When the left and right Haar meansures coincide, the underlying group \(G\) is said to be a unimodular group.
Examples and Interpretations
How to prove that (eg2.10) the correlation operator is equivariant to the translation group?
The correlation operator is defined as \((k \star f)(x) = (\mathcal{T}_{x}k, f)_{\mathbb{L}_{2}(\Re^d)}\).
As the translation group has left-regular representation for the space \(\mathbb{L}_{2}(\Re^d)\), we have \(\forall g\in\Re^d, (\rho(g)\circ f)(\tilde{x}) = f(g^{-1}\otimes \tilde{x}) = f(\tilde{x} - g)\). Thus, the above equation becomes \(\int_{\tilde{x}} k(\tilde{x}-x) f(\tilde{x}-g)\text{d}\tilde{x}\). Similarly, \((\rho(g)\circ (k\star f))(x) = (k\star f)(x-g)\). Thus, the above equation becomes \(\int_{\tilde{x}} k(\tilde{x}-(x-g)) f(\tilde{x})\text{d}\tilde{x}\).
Let \(x' = \tilde{x}-g\) and apply substitution. We get \(\int_{\tilde{x}} k(\tilde{x}-x) f(\tilde{x}-g)\text{d}\tilde{x} = \int_{x'} k(x' - x + g) f(x')\text{d}x'\), which is equivalent to apply the group representation on the output signal.
Any useful result from Haar measure?
(e.g., Lemma 2.3) Given \(k, f \in \mathbb{L}_{2}(G)\), \(\mathcal{L}_g\) the left-regular representation of \(g\in G\) on \(\mathbb{L}_{2}(G)\), and Haar measure \(\text{d}g\). Then we have \((\mathcal{L}_{g}k, f)_{\mathbb{L}_{2}(G)} = (k, \mathcal{L}_{g^{-1}}f)_{\mathbb{L}_{2}(G)}\)
As the textbook shows, \(LHS = \int_{G} [\mathcal{L}_{g}k](\tilde{g}) f(\tilde{g})\text{d}\tilde{g} = \int_{G} k(g^{-1}\tilde{g}) f(\tilde{g})\text{d}\tilde{g}\).
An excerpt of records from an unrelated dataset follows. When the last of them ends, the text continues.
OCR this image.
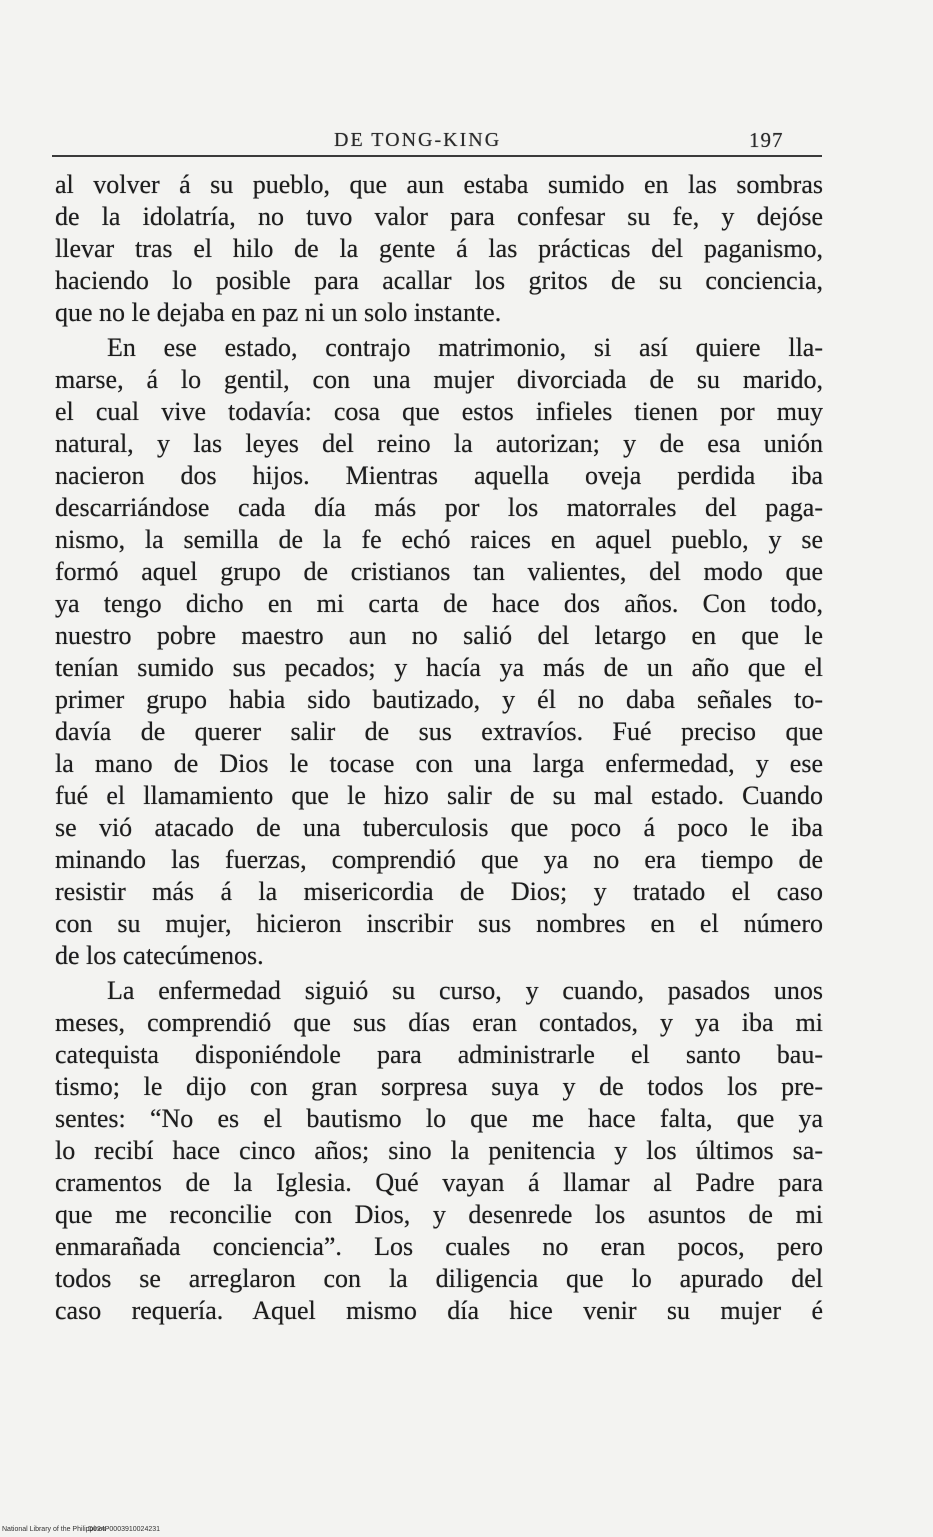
DE TONG-KING	197
al volver á su pueblo, que aun estaba sumido en las sombras
de la idolatría, no tuvo valor para confesar su fe, y dejóse
llevar tras el hilo de la gente á las prácticas del paganismo,
haciendo lo posible para acallar los gritos de su conciencia,
que no le dejaba en paz ni un solo instante.
En ese estado, contrajo matrimonio, si así quiere lla-
marse, á lo gentil, con una mujer divorciada de su marido,
el cual vive todavía: cosa que estos infieles tienen por muy
natural, y las leyes del reino la autorizan; y de esa unión
nacieron dos hijos. Mientras aquella oveja perdida iba
descarriándose cada día más por los matorrales del paga-
nismo, la semilla de la fe echó raices en aquel pueblo, y se
formó aquel grupo de cristianos tan valientes, del modo que
ya tengo dicho en mi carta de hace dos años. Con todo,
nuestro pobre maestro aun no salió del letargo en que le
tenían sumido sus pecados; y hacía ya más de un año que el
primer grupo habia sido bautizado, y él no daba señales to-
davía de querer salir de sus extravíos. Fué preciso que
la mano de Dios le tocase con una larga enfermedad, y ese
fué el llamamiento que le hizo salir de su mal estado. Cuando
se vió atacado de una tuberculosis que poco á poco le iba
minando las fuerzas, comprendió que ya no era tiempo de
resistir más á la misericordia de Dios; y tratado el caso
con su mujer, hicieron inscribir sus nombres en el número
de los catecúmenos.
La enfermedad siguió su curso, y cuando, pasados unos
meses, comprendió que sus días eran contados, y ya iba mi
catequista disponiéndole para administrarle el santo bau-
tismo; le dijo con gran sorpresa suya y de todos los pre-
sentes: “No es el bautismo lo que me hace falta, que ya
lo recibí hace cinco años; sino la penitencia y los últimos sa-
cramentos de la Iglesia. Qué vayan á llamar al Padre para
que me reconcilie con Dios, y desenrede los asuntos de mi
enmarañada conciencia”. Los cuales no eran pocos, pero
todos se arreglaron con la diligencia que lo apurado del
caso requería. Aquel mismo día hice venir su mujer é
National Library of the Philippines
D024P0003910024231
We can make substitution: \(\tilde{g}=gg'\). Then the equation becomes \(\int_{gG} k(g') f(gg')\text{d}gg'\), which, due to the measure is a Haar measure, can be written as \(\int_{G} k(g') f(gg')\text{d}g' = \int_{G} k(g') [\mathcal{L}_{g^{-1}}f](g')\text{d}g' = RHS\).
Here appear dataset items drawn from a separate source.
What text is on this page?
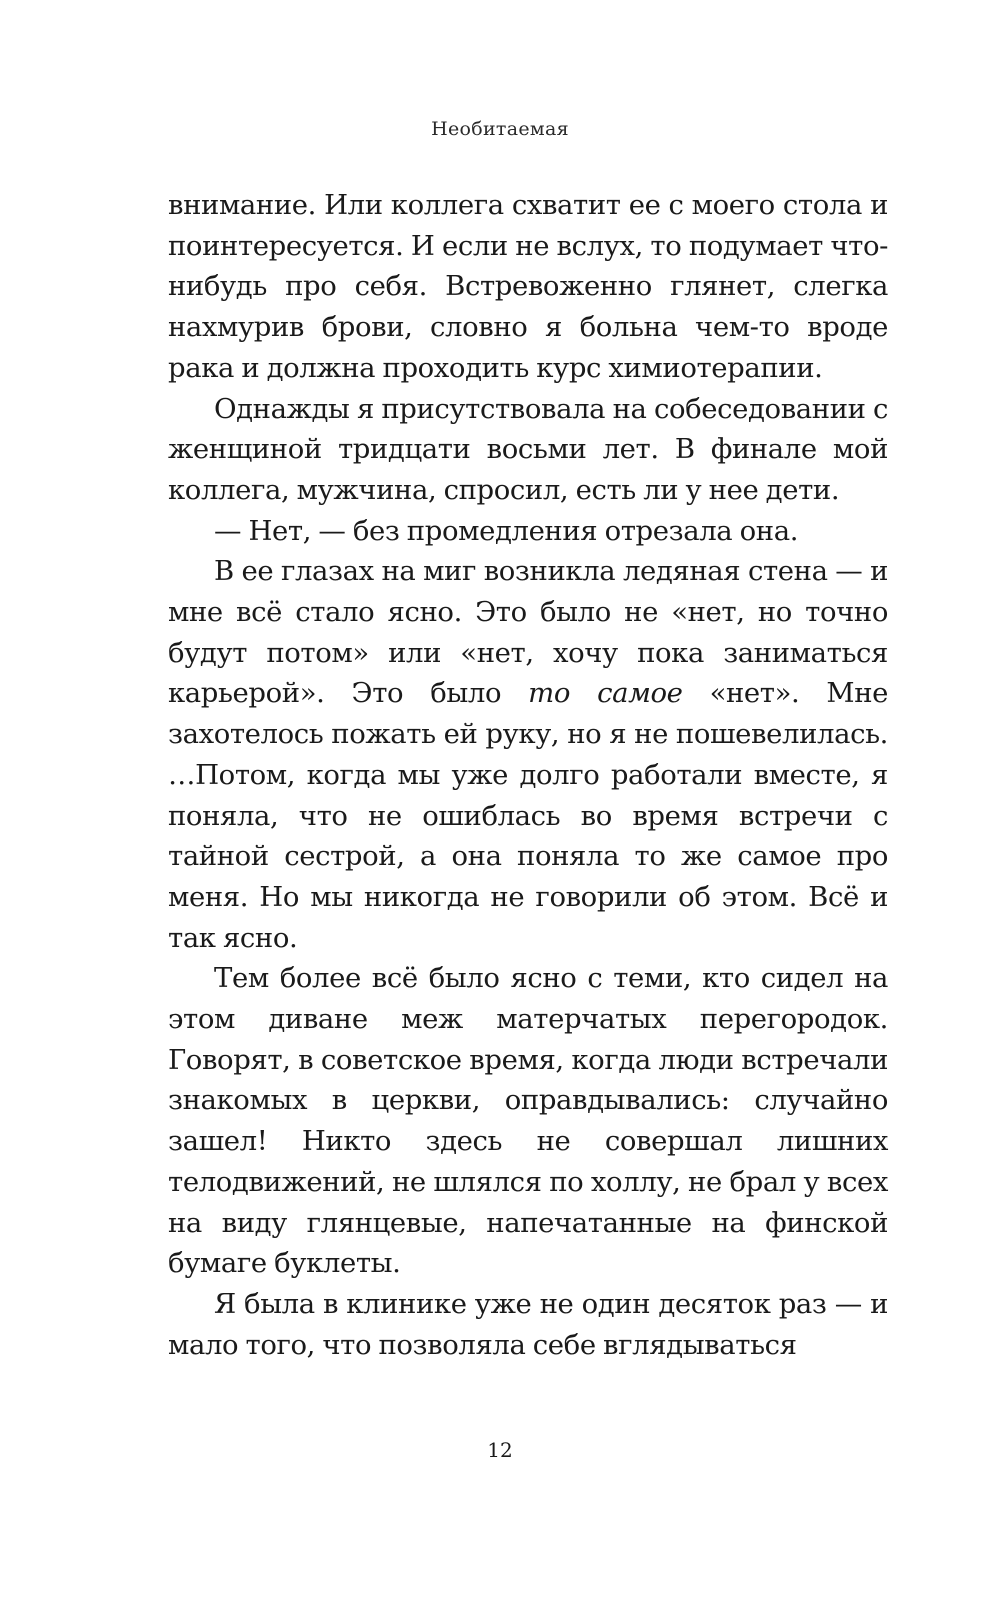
Необитаемая

внимание. Или коллега схватит ее с моего стола и поинтересуется. И если не вслух, то подумает что-нибудь про себя. Встревоженно глянет, слегка нахмурив брови, словно я больна чем-то вроде рака и должна проходить курс химиотерапии.

Однажды я присутствовала на собеседовании с женщиной тридцати восьми лет. В финале мой коллега, мужчина, спросил, есть ли у нее дети.

— Нет, — без промедления отрезала она.

В ее глазах на миг возникла ледяная стена — и мне всё стало ясно. Это было не «нет, но точно будут потом» или «нет, хочу пока заниматься карьерой». Это было то самое «нет». Мне захотелось пожать ей руку, но я не пошевелилась. …Потом, когда мы уже долго работали вместе, я поняла, что не ошиблась во время встречи с тайной сестрой, а она поняла то же самое про меня. Но мы никогда не говорили об этом. Всё и так ясно.

Тем более всё было ясно с теми, кто сидел на этом диване меж матерчатых перегородок. Говорят, в советское время, когда люди встречали знакомых в церкви, оправдывались: случайно зашел! Никто здесь не совершал лишних телодвижений, не шлялся по холлу, не брал у всех на виду глянцевые, напечатанные на финской бумаге буклеты.

Я была в клинике уже не один десяток раз — и мало того, что позволяла себе вглядываться

12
How to interpret the notations of Haar measure’s invariance?
Suppose, in the above example, \(G\) is translations on \(\Re\), \(g=-1\), and the integral interval is \([a, b]\). Then the variable substitution \(\tilde{g}=gg' = 1 + g'\) should let \(gg'=1+g'\) change along with \([a, b]\), which, in turn, lets \(g'\) change along with \(gG=[a, b] -1 = [a-1, b-1]\). Thus, Haar measure means a “uniform measure”, that is to say, different intervals have the same outer measure (length), i.e., \(\|[a, b]\|=\|[a-1, b-1]\|\).
Any concrete example of the above equation?
(e.g., EX 2.6) Because \(G=SE(d)\), we have \(\tilde{x}=g\odot x' = R_{g}x' + x_{g}\), and \(\text{d}\tilde{x}=\text{d}(R_{g} x' + x_g) = \text{d}x'\) is a Haar measure.